Proverbes et citations

Staël (Germaine Necker, baronne de Staël-Holstein, dite Mme de) - citations

Staël, Mme de (1766-1817), femme de lettres française, célèbre autant pour son salon que pour son œuvre, qui exerça une profonde influence sur la littérature romantique. Née à Paris, Mme de Staël, de son vrai nom Germaine Necker, baronne de Staël-Holstein, était la fille de Jacques Necker, le financier de Louis XVI. En 1786, elle épousa le baron de Staël-Holstein, ambassadeur de Suède en France, et, à l'instar de sa propre mère, ouvrit un salon que fréquentèrent les personnages influents du monde politique et littéraire de l'époque. La Révolution française la contraignit à se réfugier en Suisse (1792), au château de Coppet, au bord du lac Léman, où son salon acquit bientôt une réputation internationale. C'est là qu'elle fit, en 1794, la connaissance de Benjamin Constant, avec lequel elle eut une liaison mouvementée; ils revinrent ensemble à Paris, mais en 1803 Bonaparte, indisposé par leur libéralisme, leur intima l'ordre de s'exiler à nouveau à Coppet.
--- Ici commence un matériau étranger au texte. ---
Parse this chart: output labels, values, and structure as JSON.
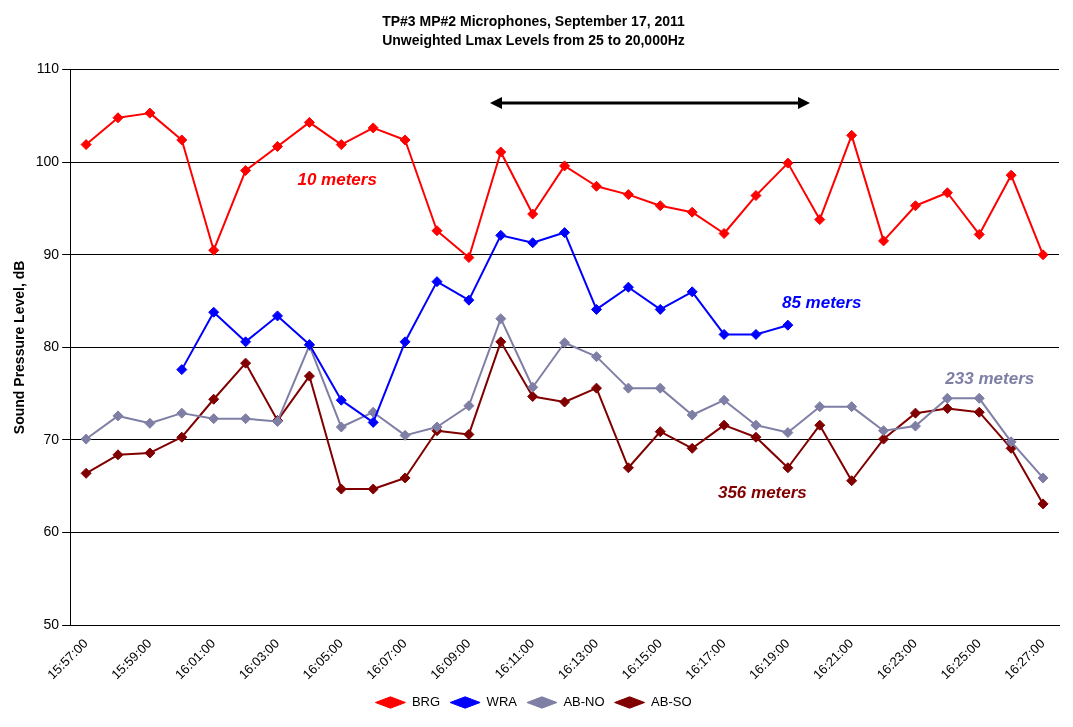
{
  "chart_data": {
    "type": "line",
    "title": "TP#3 MP#2 Microphones, September 17, 2011",
    "subtitle": "Unweighted Lmax Levels from 25 to 20,000Hz",
    "ylabel": "Sound Pressure Level, dB",
    "categories": [
      "15:57:00",
      null,
      "15:59:00",
      null,
      "16:01:00",
      null,
      "16:03:00",
      null,
      "16:05:00",
      null,
      "16:07:00",
      null,
      "16:09:00",
      null,
      "16:11:00",
      null,
      "16:13:00",
      null,
      "16:15:00",
      null,
      "16:17:00",
      null,
      "16:19:00",
      null,
      "16:21:00",
      null,
      "16:23:00",
      null,
      "16:25:00",
      null,
      "16:27:00"
    ],
    "series": [
      {
        "name": "BRG",
        "color": "#ff0000",
        "values": [
          101.9,
          104.8,
          105.3,
          102.4,
          90.5,
          99.1,
          101.7,
          104.3,
          101.9,
          103.7,
          102.4,
          92.6,
          89.7,
          101.1,
          94.4,
          99.6,
          97.4,
          96.5,
          95.3,
          94.6,
          92.3,
          96.4,
          99.9,
          93.8,
          102.9,
          91.5,
          95.3,
          96.7,
          92.2,
          98.6,
          90.0
        ]
      },
      {
        "name": "WRA",
        "color": "#0000ff",
        "values": [
          null,
          null,
          null,
          77.6,
          83.8,
          80.6,
          83.4,
          80.3,
          74.3,
          71.9,
          80.6,
          87.1,
          85.1,
          92.1,
          91.3,
          92.4,
          84.1,
          86.5,
          84.1,
          86.0,
          81.4,
          81.4,
          82.4,
          null,
          null,
          null,
          null,
          null,
          null,
          null,
          null
        ]
      },
      {
        "name": "AB-NO",
        "color": "#7f7fa6",
        "values": [
          70.1,
          72.6,
          71.8,
          72.9,
          72.3,
          72.3,
          72.0,
          80.2,
          71.4,
          73.0,
          70.5,
          71.4,
          73.7,
          83.1,
          75.7,
          80.5,
          79.0,
          75.6,
          75.6,
          72.7,
          74.3,
          71.6,
          70.8,
          73.6,
          73.6,
          71.0,
          71.5,
          74.5,
          74.5,
          69.8,
          65.9
        ]
      },
      {
        "name": "AB-SO",
        "color": "#800000",
        "values": [
          66.4,
          68.4,
          68.6,
          70.3,
          74.4,
          78.3,
          72.1,
          76.9,
          64.7,
          64.7,
          65.9,
          71.0,
          70.6,
          80.6,
          74.7,
          74.1,
          75.6,
          67.0,
          70.9,
          69.1,
          71.6,
          70.3,
          67.0,
          71.6,
          65.6,
          70.1,
          72.9,
          73.4,
          73.0,
          69.1,
          63.1
        ]
      }
    ],
    "annotations": [
      "10 meters",
      "85 meters",
      "233 meters",
      "356 meters"
    ],
    "ylim": [
      50,
      110
    ],
    "yticks": [
      50,
      60,
      70,
      80,
      90,
      100,
      110
    ],
    "grid": "y",
    "legend": "bottom",
    "marker": "diamond",
    "line_style": "solid"
  }
}
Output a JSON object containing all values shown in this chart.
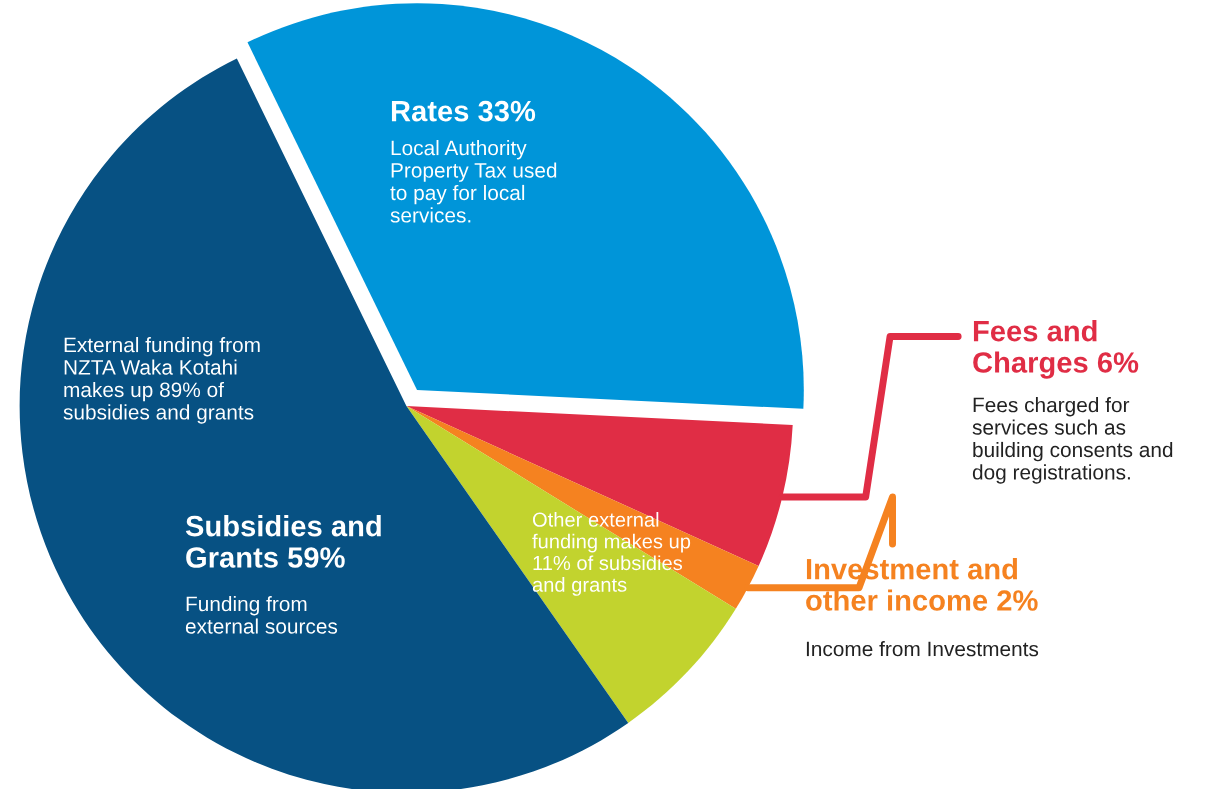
{
  "chart_data": {
    "type": "pie",
    "categories": [
      "Rates 33%",
      "Fees and\nCharges 6%",
      "Investment and\nother income 2%",
      "Other external\nfunding makes up\n11% of subsidies\nand grants",
      "External funding from\nNZTA Waka Kotahi\nmakes up 89% of\nsubsidies and grants"
    ],
    "values": [
      33,
      6,
      2,
      6.5,
      52.5
    ],
    "colors": [
      "#0095d9",
      "#e02d45",
      "#f58220",
      "#c2d32e",
      "#075183"
    ],
    "annotations": [
      "Local Authority\nProperty Tax used\nto pay for local\nservices.",
      "Fees charged for\nservices such as\nbuilding consents and\ndog registrations.",
      "Income from Investments",
      "Subsidies and\nGrants 59%",
      "Funding from\nexternal sources"
    ]
  }
}
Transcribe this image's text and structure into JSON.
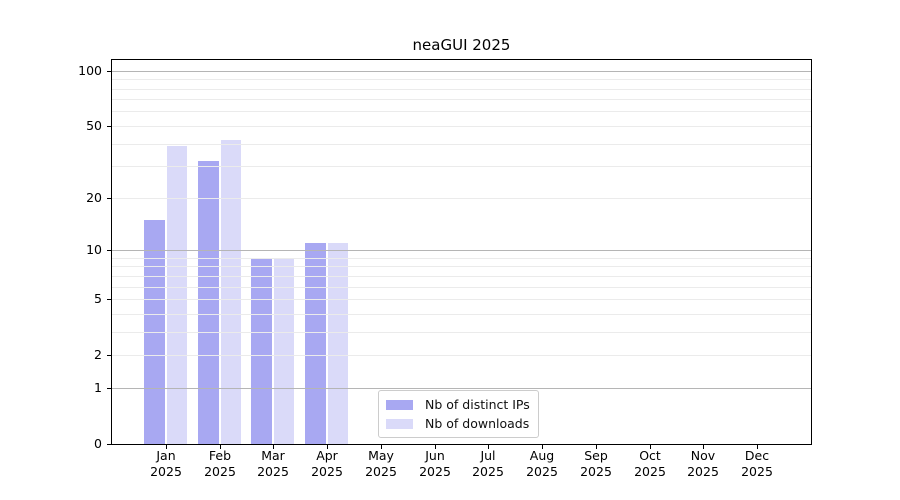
{
  "chart_data": {
    "type": "bar",
    "title": "neaGUI 2025",
    "categories": [
      "Jan",
      "Feb",
      "Mar",
      "Apr",
      "May",
      "Jun",
      "Jul",
      "Aug",
      "Sep",
      "Oct",
      "Nov",
      "Dec"
    ],
    "x_sublabel_year": "2025",
    "series": [
      {
        "name": "Nb of distinct IPs",
        "color": "#a8a8f2",
        "values": [
          15,
          32,
          9,
          11,
          0,
          0,
          0,
          0,
          0,
          0,
          0,
          0
        ]
      },
      {
        "name": "Nb of downloads",
        "color": "#dadaf9",
        "values": [
          39,
          42,
          9,
          11,
          0,
          0,
          0,
          0,
          0,
          0,
          0,
          0
        ]
      }
    ],
    "y_ticks": [
      0,
      1,
      2,
      5,
      10,
      20,
      50,
      100
    ],
    "y_scale": "log1p",
    "ylim": [
      0,
      114.3
    ],
    "xlabel": "",
    "ylabel": "",
    "grid": true,
    "major_grid_values": [
      1,
      10,
      100
    ],
    "legend_position": "lower-center-inside",
    "colors": {
      "major_grid": "#b5b5b5",
      "minor_grid": "#ebebeb",
      "axis": "#000000",
      "background": "#ffffff"
    }
  }
}
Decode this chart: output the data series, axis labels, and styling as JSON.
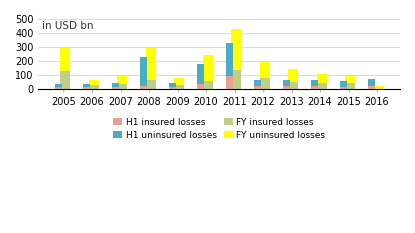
{
  "years": [
    "2005",
    "2006",
    "2007",
    "2008",
    "2009",
    "2010",
    "2011",
    "2012",
    "2013",
    "2014",
    "2015",
    "2016"
  ],
  "h1_insured": [
    15,
    12,
    15,
    20,
    15,
    35,
    95,
    20,
    20,
    18,
    15,
    20
  ],
  "h1_uninsured": [
    20,
    25,
    30,
    210,
    30,
    145,
    235,
    45,
    45,
    45,
    40,
    50
  ],
  "fy_insured": [
    130,
    25,
    35,
    65,
    25,
    55,
    135,
    75,
    50,
    40,
    40,
    0
  ],
  "fy_uninsured": [
    165,
    40,
    55,
    230,
    50,
    190,
    295,
    115,
    90,
    65,
    55,
    20
  ],
  "colors": {
    "h1_insured": "#e8a090",
    "h1_uninsured": "#4bacc6",
    "fy_insured": "#bfcf8a",
    "fy_uninsured": "#ffff00"
  },
  "ylim": [
    0,
    500
  ],
  "yticks": [
    0,
    100,
    200,
    300,
    400,
    500
  ],
  "annotation": "in USD bn",
  "legend_labels": [
    "H1 insured losses",
    "H1 uninsured losses",
    "FY insured losses",
    "FY uninsured losses"
  ],
  "background_color": "#ffffff",
  "grid_color": "#cccccc",
  "h1_bar_width": 0.25,
  "fy_bar_width": 0.35
}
Après une pièce de théâtre (Sophie ou les Sentiments secrets, 1786), elle avait publié un ouvrage consacré à son maître spirituel (Lettres sur le caractère et les écrits de J.-J. Rousseau, 1788), ainsi qu'un essai de critique littéraire (De la littérature considérée dans ses rapports avec les institutions sociales, 1800), dans lequel elle définissait une nouvelle esthétique littéraire, soulignant l'importance de la passion et de l'imagination et vantant le cosmopolitisme littéraire. Vinrent ensuite deux romans, Delphine (1802) et, surtout, Corinne, ou l'Italie (1807), qui fut considéré comme le livre même de l'idéal et de l'amour par les auteurs romantiques. Elle donna d'ailleurs une remarquable définition du romantisme dans son essai De l'Allemagne (1813), qui évoque l'Allemagne au moment de la naissance du Sturm und Drang. Outre ses autres essais (De l'influence des passions sur le bonheur des individus, 1796; Réflexions sur le suicide, 1812), on lui doit une biographie consacrée à son père (Du caractère de M. Necker et de sa vie privée, 1804) et des souvenirs Dix Années d'exil (posthume, 1821).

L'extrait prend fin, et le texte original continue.